The consensus that you consume a beer before you actually drink it arguably relates to the appearance, and aroma, of the drink itself. But the same increasingly applies to the packaging of small-pack sales, too. Most of us have been guilty, I’m sure, of buying a beer because of the eye-catching, attractive, or divisive, look of a particular bottle or can.
It’s an approach that’s far from exclusive to beer. Good packaging sells a product, so it’s far from surprising that breweries are placing an increasing emphasis on the way their bottles and cans look when they go out into the wild. That there’s no one size fits all approach for the way beer types should, or must, look for consumers, makes packaging proposition all the more exciting.

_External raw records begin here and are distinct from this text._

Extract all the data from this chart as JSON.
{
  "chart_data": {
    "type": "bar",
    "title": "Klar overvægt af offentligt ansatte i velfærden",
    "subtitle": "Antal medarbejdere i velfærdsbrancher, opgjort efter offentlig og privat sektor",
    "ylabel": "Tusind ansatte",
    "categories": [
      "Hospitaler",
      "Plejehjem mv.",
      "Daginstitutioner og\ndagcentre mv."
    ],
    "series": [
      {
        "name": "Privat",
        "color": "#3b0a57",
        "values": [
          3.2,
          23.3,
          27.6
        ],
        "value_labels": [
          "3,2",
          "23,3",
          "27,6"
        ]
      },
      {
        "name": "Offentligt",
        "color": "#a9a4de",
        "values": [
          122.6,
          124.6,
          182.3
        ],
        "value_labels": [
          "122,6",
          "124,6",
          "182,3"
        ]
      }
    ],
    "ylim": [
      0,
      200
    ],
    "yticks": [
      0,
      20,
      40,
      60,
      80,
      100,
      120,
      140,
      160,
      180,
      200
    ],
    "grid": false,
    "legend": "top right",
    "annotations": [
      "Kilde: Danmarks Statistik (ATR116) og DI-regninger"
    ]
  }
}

A cursory glance at some of the standout UK frontrunners in recent months and years demonstrates the level of diversity emanating from breweries and their designers. On one hand you have the hypnosis of Magic Rock’s burgeoning can offering to the ethereal and effortless simplicity of Cloudwater and its seasonal bottle range.

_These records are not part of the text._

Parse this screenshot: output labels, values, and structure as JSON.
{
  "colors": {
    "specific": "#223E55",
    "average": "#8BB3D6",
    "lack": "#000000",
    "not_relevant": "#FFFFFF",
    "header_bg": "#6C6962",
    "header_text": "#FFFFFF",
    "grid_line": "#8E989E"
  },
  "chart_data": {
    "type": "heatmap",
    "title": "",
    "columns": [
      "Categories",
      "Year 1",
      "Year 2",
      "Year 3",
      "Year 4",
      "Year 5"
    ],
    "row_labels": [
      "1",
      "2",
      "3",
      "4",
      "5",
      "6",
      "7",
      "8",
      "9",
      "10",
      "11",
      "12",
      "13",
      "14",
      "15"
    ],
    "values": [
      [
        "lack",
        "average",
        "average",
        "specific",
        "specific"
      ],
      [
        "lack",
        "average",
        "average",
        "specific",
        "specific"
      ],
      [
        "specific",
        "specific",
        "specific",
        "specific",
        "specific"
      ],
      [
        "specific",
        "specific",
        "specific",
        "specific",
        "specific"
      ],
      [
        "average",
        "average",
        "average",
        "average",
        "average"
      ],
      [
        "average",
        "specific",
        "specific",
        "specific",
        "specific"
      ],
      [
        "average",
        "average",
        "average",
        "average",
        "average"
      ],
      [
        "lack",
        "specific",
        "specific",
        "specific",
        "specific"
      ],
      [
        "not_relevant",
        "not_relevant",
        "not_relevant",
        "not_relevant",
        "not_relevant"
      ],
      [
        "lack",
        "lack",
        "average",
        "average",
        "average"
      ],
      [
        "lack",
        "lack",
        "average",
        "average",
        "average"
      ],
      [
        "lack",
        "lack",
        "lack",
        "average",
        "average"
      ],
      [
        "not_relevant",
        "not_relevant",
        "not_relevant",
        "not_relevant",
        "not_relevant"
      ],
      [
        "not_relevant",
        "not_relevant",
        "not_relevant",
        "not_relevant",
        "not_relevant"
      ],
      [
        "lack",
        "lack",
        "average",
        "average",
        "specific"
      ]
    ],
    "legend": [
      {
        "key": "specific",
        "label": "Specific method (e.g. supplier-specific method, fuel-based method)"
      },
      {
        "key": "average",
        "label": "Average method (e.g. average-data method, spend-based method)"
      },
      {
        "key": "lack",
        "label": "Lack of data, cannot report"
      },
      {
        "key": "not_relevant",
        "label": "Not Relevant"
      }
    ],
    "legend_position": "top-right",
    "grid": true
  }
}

On the other, the direct and efficient, yet iconic, brown-paper stock approach from London’s Kernel to the often uniform, but reassuringly consistent, take on bottle labelling from Thornbridge, XT and Siren.
While design is of course key, the interplay between the design itself and the ways these creations can be realised on the bottle label, can label, or can itself, continues to diversify and impress. And that’s only a positive for breweries looking at varying ways to help ensure their beer stands out.